L’alternative par la culture du pourghère
mardi 1er avril 2008 par Issa Fakaba SISSOKO
Le mercredi dernier, le peuple malien a célébré le 26 mars consacrant l’avènement de la démocratie et du multipartisme intégral dans notre pays. Si dans le District de Bamako l’évènement a été fortement marqué par le dépôt d’une gerbe de fleurs au Monument des Martyrs, et la tenue de rencontre-débats sur les 17 ans de démocratie, à Kati il a été consacré à l’organisation d’une conférence-débats sur le thème : « La culture du pourghère peut-elle contribuer à la lutte contre le chômage, la pauvreté et le dépendance énergétique ? »

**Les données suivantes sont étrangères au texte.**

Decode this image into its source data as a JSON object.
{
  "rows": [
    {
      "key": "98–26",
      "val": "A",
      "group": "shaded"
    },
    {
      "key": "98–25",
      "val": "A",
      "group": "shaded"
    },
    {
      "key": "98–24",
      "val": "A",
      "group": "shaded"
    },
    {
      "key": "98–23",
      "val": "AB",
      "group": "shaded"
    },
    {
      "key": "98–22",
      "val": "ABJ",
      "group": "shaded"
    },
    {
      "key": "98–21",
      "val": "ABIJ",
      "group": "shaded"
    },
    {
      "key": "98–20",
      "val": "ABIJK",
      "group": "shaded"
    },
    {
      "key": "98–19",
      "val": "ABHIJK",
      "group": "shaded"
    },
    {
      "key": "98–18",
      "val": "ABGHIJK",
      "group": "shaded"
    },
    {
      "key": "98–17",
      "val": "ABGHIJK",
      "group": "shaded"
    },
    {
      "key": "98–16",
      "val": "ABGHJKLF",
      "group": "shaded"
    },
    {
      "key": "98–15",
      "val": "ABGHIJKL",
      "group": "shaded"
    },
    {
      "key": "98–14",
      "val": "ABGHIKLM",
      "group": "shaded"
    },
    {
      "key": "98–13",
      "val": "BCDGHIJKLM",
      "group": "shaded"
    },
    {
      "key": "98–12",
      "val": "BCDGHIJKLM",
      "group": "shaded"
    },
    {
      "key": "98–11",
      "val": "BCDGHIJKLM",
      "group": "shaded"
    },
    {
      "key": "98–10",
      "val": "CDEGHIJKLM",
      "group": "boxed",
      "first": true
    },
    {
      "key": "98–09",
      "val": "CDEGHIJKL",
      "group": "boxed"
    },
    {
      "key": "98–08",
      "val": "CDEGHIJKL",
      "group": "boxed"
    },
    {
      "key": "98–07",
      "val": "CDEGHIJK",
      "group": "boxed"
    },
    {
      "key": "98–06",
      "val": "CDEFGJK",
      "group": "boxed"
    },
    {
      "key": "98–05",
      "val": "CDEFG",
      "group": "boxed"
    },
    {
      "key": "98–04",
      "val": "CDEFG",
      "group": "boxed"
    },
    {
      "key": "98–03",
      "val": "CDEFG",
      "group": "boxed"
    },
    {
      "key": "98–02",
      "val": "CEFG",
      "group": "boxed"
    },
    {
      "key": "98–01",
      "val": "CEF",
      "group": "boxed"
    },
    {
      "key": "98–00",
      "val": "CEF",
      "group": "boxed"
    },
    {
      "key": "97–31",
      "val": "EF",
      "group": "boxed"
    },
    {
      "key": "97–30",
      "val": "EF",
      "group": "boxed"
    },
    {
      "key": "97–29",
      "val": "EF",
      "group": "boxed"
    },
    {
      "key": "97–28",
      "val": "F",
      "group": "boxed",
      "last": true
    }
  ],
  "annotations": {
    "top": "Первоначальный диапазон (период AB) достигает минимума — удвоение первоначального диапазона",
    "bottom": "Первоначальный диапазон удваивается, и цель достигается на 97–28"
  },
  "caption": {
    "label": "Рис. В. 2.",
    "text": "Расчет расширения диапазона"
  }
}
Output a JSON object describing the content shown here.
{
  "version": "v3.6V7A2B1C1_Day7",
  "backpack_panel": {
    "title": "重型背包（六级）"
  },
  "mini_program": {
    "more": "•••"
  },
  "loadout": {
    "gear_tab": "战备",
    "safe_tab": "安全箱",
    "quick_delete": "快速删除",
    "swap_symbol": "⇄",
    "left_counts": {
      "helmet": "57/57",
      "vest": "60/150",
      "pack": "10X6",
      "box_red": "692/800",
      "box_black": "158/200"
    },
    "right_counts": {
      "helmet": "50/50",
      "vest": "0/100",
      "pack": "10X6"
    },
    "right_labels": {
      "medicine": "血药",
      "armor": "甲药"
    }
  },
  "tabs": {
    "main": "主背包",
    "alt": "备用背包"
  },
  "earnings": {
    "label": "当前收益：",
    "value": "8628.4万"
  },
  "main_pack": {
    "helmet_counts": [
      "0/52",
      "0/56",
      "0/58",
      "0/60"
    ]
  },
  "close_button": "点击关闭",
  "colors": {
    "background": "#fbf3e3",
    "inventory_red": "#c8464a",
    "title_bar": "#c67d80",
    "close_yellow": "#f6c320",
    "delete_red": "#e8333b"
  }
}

Organisée le Comité ADEMA-PASJ de Kati-Médine, cette conférence, tenue dans la salle de conférence de la Maison du peuple, a enregistré la participation de plusieurs barons du comité exécutif national du parti. Il s’agit notamment du secrétaire général Tiémoko Sangaré, ministre de l’agriculture, du 2er vice-président, M. Ibrahima N’Diaye, ministre de l’emploi, de M. Makan Moussa Sissoko, de El Madani Diallo, anciens ministres, respectivement du travail et du développement rural, et de plusieurs invités de marque.
Pour le secrétaire général du comité ADEMA, M. Demba Keïta, le choix de ce thème pour la célébration de la fête de notre démocratie n’est nullement fortuit, et participe d’une volonté de la structure, qui est à sa 7ème conférence du genre, de diversifier le débat et de toucher directement aux questions de développement. Abondant dans la même dynamique, le ministre N’Diaye, n’en dira pas moins. Pour lui, le choix du présent thème est pertinent et pose la problématique autour d’une question importante liée au développement du pays. Saluant l’initiative, le responsable du CE a révélé que l’instauration d’un débat autour de cette problématique d’une telle actualité, la culture du pourghère, revêt une importance capitale et permet de susciter l’engouement des populations vers la valorisation de la plante qui, dans les années à venir, peut constituer une bouffée d’oxygène pour notre pays en matière de biocarburant.
De l’avis du conférencier, M. Boubacar Samaké, la plante de pourghère, dont les graines traitées donnent de l’huile utilisable comme carburant lourd, existe dans plusieurs zones du pays, particulièrement dans les 3ème , 4ème et 5ème régions. Pour le responsable du programme pourghère, la plante qui a été utilisée pour la première fois au Mali en 1942, précisément dans la zone Office du Niger, peine à connaître la valorisation souhaitée depuis plusieurs années malgré la reconnaissance de son importance. Pour le conférencier, qui distingue 175 types de pourghère, la plante peut véritablement constituer dans notre pays une alternative au coton qui connaît depuis quelques années une descente aux enfers. La plante du pourghère, précise M. Samaké, qui a été fortement utilisée par la CMDT et l’OHVN dans les années 1989, et est aussi utilisée en médecine, pour le traitement d’environ 200 maladies, représente un véritable potentiel énergétique pour le Mali, selon de nombreuses recherches menées à partir de 1986, notamment par le partenaire allemand.
D’où l’avis du conférencier d’inviter le gouvernement à la mise en œuvre de politiques de valorisation de la culture du pourghère et le renforcement des capacités des acteurs, notamment des artisans, dans sa transformation.